Appendix C. Troubleshooting

Many SCSI problems are caused by cabling and (lack of, or inappropriate) termination. This often results in repeated SCSI bus resets, parity or CRC errors and sometimes reduced transfer speeds. There is a good SCSI termination tutorial at this site: www.scsita.org/aboutscsi/SCSI_Termination_Tutorial.html. There is other useful SCSI information at that site (see W9).

There is also a SCSI "faq" site (see W10) that addresses many configuration and troubleshooting issues. Although the main focus of this site is Windows (and its ASPI interface), much is relevant to SCSI in Linux and other Unix implementations.

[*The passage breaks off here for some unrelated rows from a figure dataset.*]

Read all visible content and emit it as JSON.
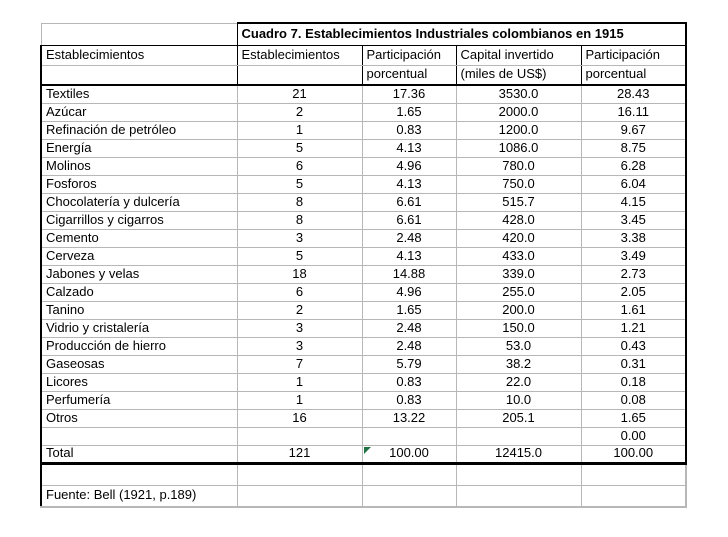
{
  "table": {
    "title": "Cuadro 7. Establecimientos Industriales colombianos en 1915",
    "header_top": [
      "Establecimientos",
      "Establecimientos",
      "Participación",
      "Capital invertido",
      "Participación"
    ],
    "header_bottom": [
      "",
      "",
      "porcentual",
      "(miles de US$)",
      "porcentual"
    ],
    "body_rows": [
      {
        "cells": [
          "Textiles",
          "21",
          "17.36",
          "3530.0",
          "28.43"
        ]
      },
      {
        "cells": [
          "Azúcar",
          "2",
          "1.65",
          "2000.0",
          "16.11"
        ]
      },
      {
        "cells": [
          "Refinación de petróleo",
          "1",
          "0.83",
          "1200.0",
          "9.67"
        ]
      },
      {
        "cells": [
          "Energía",
          "5",
          "4.13",
          "1086.0",
          "8.75"
        ]
      },
      {
        "cells": [
          "Molinos",
          "6",
          "4.96",
          "780.0",
          "6.28"
        ]
      },
      {
        "cells": [
          "Fosforos",
          "5",
          "4.13",
          "750.0",
          "6.04"
        ]
      },
      {
        "cells": [
          "Chocolatería y dulcería",
          "8",
          "6.61",
          "515.7",
          "4.15"
        ]
      },
      {
        "cells": [
          "Cigarrillos y cigarros",
          "8",
          "6.61",
          "428.0",
          "3.45"
        ]
      },
      {
        "cells": [
          "Cemento",
          "3",
          "2.48",
          "420.0",
          "3.38"
        ]
      },
      {
        "cells": [
          "Cerveza",
          "5",
          "4.13",
          "433.0",
          "3.49"
        ]
      },
      {
        "cells": [
          "Jabones y velas",
          "18",
          "14.88",
          "339.0",
          "2.73"
        ]
      },
      {
        "cells": [
          "Calzado",
          "6",
          "4.96",
          "255.0",
          "2.05"
        ]
      },
      {
        "cells": [
          "Tanino",
          "2",
          "1.65",
          "200.0",
          "1.61"
        ]
      },
      {
        "cells": [
          "Vidrio y cristalería",
          "3",
          "2.48",
          "150.0",
          "1.21"
        ]
      },
      {
        "cells": [
          "Producción de hierro",
          "3",
          "2.48",
          "53.0",
          "0.43"
        ]
      },
      {
        "cells": [
          "Gaseosas",
          "7",
          "5.79",
          "38.2",
          "0.31"
        ]
      },
      {
        "cells": [
          "Licores",
          "1",
          "0.83",
          "22.0",
          "0.18"
        ]
      },
      {
        "cells": [
          "Perfumería",
          "1",
          "0.83",
          "10.0",
          "0.08"
        ]
      },
      {
        "cells": [
          "Otros",
          "16",
          "13.22",
          "205.1",
          "1.65"
        ]
      },
      {
        "cells": [
          "",
          "",
          "",
          "",
          "0.00"
        ]
      },
      {
        "cells": [
          "Total",
          "121",
          "100.00",
          "12415.0",
          "100.00"
        ],
        "total": true,
        "flag_col": 2
      }
    ],
    "footer_rows": [
      {
        "cells": [
          "",
          "",
          "",
          "",
          ""
        ]
      },
      {
        "cells": [
          "Fuente: Bell (1921, p.189)",
          "",
          "",
          "",
          ""
        ]
      }
    ],
    "colors": {
      "grid": "#b7b7b7",
      "border": "#000000",
      "flag_green": "#217346",
      "background": "#ffffff"
    },
    "icons": {
      "error_flag": "excel-error-flag-icon"
    }
  }
}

When it looks like something has partially locked up the system, the ps command can be useful for finding out what may be causing the problem. The following options may be useful for identifying what part of the kernel may be causing the problem. This information could be forwarded to the maintainers.

ps -eo cmd,wchan
ps -eo fname,tty,pid,stat,pcpu,wchan
ps -eo pid,stat,pcpu,nwchan,wchan=WIDE-WCHAN-COLUMN -o args
The most interesting option for finding the location of the "hang" is "wchan". If this is a kernel address then ps will use /proc/ksyms to find the nearest symbolic location. The "nwchan" option outputs the numerical address of the "hang".

If the system is not responding to keystrokes, then <Alt+ScrollLock> in text mode should output a stack trace while <Ctrl+ScrollLock> should output a list of all processes. If the log is still working, the output will be sent there as well as appearing on the console.

If the kernel has been built with the CONFIG_MAGIC_SYSRQ, then in text mode <Alt+SysRq+H> will list available commands. Of these <Alt+SysRq+S> is useful for doing an emergency sync while <Alt+SysRq+U> will remount file systems in read only mode. After that <Alt+SysRq+B> to reboot the machine might be your next move.